(Dow Jones) A modest price war among some exchange-traded funds focused on emerging markets is making the arena more affordable for investors. The question they now face is whether the price cuts warrant a trade.

On Tuesday, Old Mutual lowered the expense ratio, or the cost of owning a fund, for its GlobalShares FTSE Emerging Markets ETF (GSR) to 0.25% from 0.39%. The move undercut Vanguard's Emerging Market ETF (VWO), which has an expense ratio of 0.27%. The price reduction also widened the gap between Old Mutual's fund and the iShares MSCI Emerging Markets Index Fund (EEM), which has an expense ratio of 0.72%. Old Mutual says it will not raise its fee above the 0.25% limit for at least a year.

Old Mutual's move may say more about the rapidly expanding ETF universe than it does about the lure of emerging markets. There are now 995 exchange-traded products (902 ETFs and 93 exchange-traded notes), up more than 7% since the beginning of the year, according to Seeking Alpha. (May was a rare weak month for new funds. When Rydex closed a dozen leveraged ETFs, it marked the first month in a year during which more funds closed (12) than opened (9).)

The number of ETFs has grown so large that firms are now more apt to differentiate themselves using price, says Loren Fox, senior research analyst at investment industry research firm Strategic Insight.

Competitive pricing can pay off for fund companies. Vanguard's Emerging Market ETF gained $2.9 billion in investor capital in 2010 through the end of March, while the more expensive iShares rival fund lost $4.36 billion.

Newer funds in particular have been looking at cost as a way to lure customers. Because new funds often have lower trading volume, investors typically find it more difficult to make cost-effective trades, says Legend financial adviser Jim Holtzman. Old Mutual's GlobalShares FTSE Emerging Markets ETF launched in December with a 0% expense ratio until Jan. 31.

Old Mutual's GlobalShares Emerging Markets fund has $60.7 million in assets, according to Morningstar.
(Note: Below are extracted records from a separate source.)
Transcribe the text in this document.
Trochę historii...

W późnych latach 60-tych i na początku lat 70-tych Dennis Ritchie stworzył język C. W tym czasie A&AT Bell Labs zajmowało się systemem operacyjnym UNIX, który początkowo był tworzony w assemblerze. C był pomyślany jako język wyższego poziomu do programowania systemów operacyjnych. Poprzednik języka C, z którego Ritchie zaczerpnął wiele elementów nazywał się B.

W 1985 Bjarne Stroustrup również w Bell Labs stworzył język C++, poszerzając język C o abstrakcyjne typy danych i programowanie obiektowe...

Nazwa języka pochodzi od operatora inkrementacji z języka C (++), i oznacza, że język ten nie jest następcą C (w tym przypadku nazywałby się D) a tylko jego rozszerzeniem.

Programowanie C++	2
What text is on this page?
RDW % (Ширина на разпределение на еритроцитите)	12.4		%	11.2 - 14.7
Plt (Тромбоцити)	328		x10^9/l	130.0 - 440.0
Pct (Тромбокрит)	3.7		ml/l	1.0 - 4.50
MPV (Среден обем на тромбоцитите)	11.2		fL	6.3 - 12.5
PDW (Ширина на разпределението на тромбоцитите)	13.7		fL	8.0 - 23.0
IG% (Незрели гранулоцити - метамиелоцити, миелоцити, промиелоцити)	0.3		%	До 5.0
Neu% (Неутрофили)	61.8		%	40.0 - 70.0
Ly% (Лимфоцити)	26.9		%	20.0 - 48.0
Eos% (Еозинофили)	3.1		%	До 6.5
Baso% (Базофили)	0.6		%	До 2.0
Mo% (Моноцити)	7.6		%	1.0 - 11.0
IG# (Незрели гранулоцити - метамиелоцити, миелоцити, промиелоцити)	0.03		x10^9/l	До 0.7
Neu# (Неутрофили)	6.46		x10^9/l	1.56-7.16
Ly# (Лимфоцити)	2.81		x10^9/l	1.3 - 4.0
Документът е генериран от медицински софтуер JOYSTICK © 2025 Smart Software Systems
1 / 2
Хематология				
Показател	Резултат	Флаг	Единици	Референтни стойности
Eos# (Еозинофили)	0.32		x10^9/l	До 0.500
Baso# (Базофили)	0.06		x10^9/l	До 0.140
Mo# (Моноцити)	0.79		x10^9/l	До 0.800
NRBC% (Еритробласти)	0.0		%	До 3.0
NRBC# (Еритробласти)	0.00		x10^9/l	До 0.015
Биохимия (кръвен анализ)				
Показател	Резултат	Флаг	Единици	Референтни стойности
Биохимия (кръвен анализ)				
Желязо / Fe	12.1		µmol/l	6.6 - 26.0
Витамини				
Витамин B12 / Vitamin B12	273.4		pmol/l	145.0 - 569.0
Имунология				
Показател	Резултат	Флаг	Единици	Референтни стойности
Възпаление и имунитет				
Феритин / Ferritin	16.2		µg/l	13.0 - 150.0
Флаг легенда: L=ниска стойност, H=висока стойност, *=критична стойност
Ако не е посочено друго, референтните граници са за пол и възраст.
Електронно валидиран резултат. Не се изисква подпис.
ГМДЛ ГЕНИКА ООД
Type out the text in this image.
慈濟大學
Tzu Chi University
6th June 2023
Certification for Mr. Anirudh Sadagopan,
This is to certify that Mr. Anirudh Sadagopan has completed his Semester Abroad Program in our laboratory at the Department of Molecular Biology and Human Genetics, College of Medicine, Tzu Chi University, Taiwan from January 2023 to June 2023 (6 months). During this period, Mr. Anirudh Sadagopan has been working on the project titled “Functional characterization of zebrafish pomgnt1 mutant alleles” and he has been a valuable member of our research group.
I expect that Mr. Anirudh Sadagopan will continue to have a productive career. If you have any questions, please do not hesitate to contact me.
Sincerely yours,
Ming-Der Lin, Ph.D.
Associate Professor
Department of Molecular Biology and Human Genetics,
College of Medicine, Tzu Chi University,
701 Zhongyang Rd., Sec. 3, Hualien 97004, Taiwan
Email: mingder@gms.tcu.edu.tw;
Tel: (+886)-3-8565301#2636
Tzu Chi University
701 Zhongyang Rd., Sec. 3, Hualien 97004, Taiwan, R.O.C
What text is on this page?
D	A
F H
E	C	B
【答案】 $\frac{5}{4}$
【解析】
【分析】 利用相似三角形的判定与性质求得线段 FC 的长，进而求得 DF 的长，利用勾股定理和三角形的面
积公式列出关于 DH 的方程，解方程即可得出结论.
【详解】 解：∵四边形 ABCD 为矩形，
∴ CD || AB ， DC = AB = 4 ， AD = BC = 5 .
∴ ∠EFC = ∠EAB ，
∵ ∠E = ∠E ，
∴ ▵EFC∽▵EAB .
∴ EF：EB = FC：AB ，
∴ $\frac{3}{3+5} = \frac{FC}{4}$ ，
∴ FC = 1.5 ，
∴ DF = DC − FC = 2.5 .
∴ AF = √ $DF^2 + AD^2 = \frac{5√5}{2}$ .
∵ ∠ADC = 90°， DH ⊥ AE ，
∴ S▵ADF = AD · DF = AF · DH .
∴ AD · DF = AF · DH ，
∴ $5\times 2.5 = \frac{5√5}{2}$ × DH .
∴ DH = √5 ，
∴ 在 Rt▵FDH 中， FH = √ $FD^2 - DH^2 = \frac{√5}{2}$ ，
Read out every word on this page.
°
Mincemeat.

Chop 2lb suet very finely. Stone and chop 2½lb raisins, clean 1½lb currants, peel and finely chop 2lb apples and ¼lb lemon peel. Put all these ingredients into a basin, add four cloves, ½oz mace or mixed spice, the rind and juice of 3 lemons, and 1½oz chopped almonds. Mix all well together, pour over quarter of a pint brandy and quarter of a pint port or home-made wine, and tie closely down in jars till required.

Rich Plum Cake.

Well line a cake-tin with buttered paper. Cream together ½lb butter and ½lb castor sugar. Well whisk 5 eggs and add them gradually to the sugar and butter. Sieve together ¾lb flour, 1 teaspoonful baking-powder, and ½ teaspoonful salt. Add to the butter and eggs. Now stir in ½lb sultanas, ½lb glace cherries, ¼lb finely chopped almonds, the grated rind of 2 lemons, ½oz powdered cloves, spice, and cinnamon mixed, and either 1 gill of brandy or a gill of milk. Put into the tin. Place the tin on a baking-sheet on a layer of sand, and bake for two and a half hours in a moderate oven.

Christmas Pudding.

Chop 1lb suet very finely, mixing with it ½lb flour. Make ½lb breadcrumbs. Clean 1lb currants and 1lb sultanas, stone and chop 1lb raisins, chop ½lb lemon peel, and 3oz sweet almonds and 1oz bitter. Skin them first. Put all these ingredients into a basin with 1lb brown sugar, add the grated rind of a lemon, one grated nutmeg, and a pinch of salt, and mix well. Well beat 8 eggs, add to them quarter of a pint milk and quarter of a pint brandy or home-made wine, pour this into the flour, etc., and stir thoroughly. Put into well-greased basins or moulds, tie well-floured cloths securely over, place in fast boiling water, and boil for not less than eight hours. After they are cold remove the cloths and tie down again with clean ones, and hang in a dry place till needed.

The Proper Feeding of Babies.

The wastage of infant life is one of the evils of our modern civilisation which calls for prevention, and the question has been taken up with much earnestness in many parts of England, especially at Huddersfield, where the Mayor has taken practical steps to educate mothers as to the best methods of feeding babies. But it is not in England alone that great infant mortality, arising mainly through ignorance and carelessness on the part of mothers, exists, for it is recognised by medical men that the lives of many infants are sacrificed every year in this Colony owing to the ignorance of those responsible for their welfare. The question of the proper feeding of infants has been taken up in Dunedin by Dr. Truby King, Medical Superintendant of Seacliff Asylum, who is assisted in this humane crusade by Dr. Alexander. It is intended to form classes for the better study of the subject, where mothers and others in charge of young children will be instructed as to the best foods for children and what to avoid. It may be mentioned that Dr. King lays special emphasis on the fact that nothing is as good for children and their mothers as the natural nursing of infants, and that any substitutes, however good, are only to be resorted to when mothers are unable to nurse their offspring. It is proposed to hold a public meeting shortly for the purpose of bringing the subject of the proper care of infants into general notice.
The Vanguard Emerging Market ETF holds $23.6 billion in assets, and the iShares MSCI Emerging Markets fund has $32.8 billion.

Tendai Musikavanhu, the chief executive of Old Mutual Global Index Trackers, says smaller firms must take extraordinary measures to get noticed among "Goliaths.'

More fund companies are shifting their focus from creating new products to distribution and attracting the retail investor, says Pete Welgoss, research analyst at the Financial Research Corp., a research firm for the investment and asset management industry. Firms like Old Mutual realize that advisers are looking to shore up clients' positions and gain access to certain markets--emerging markets, in particular--"and they want to do it at a lower cost," he says.

Musikavanhu says he sees more value for his firm in lowering customer costs than in advertising, adding that "there's quite a lot of money we're paying to make sure that those [fee] caps stay in place."

Although industry watchers anticipate more competitive pricing, the major players say they have no plans to respond to the latest cut. A spokeswoman for BlackRock (BLK) says the firm has no plans to change EEM's pricing. Vanguard says its strategy does not include "temporary fee waivers."

Fox says mutual funds and ETFs will often waive fees, sometimes for an extended period of time, in order to attract long-term investors. Fox adds because the ETF universe is still relatively young, many firms are still experimenting with fee models.

Low fees among emerging-market ETFs, for example, are important to investors and their advisers because they offer a competitive edge in a quickly growing space, says Holtzman. Last year, an "explosion of ETFs" allowed him to give his clients more exposure to specific countries they couldn't otherwise access, he says. Ameriprise financial advisor Rich Atkison says he's increased his use of emerging-market ETFs to add international exposure to his clients' portfolios after paring down more traditional international holdings in Europe and Asia.

Holtzman expects to see more competitive pricing "across the board," but cautions that with smaller and newer ETFs, investors should be mindful of trading volume to make sure the cost of trading the products doesn't offset the savings of owning them.

Fox says investors should also remember that a low expense ratio has little to do with an ETF's total net return. Investors may spend less to own the fund, but their long-term returns hinge on the performance of the ETF itself.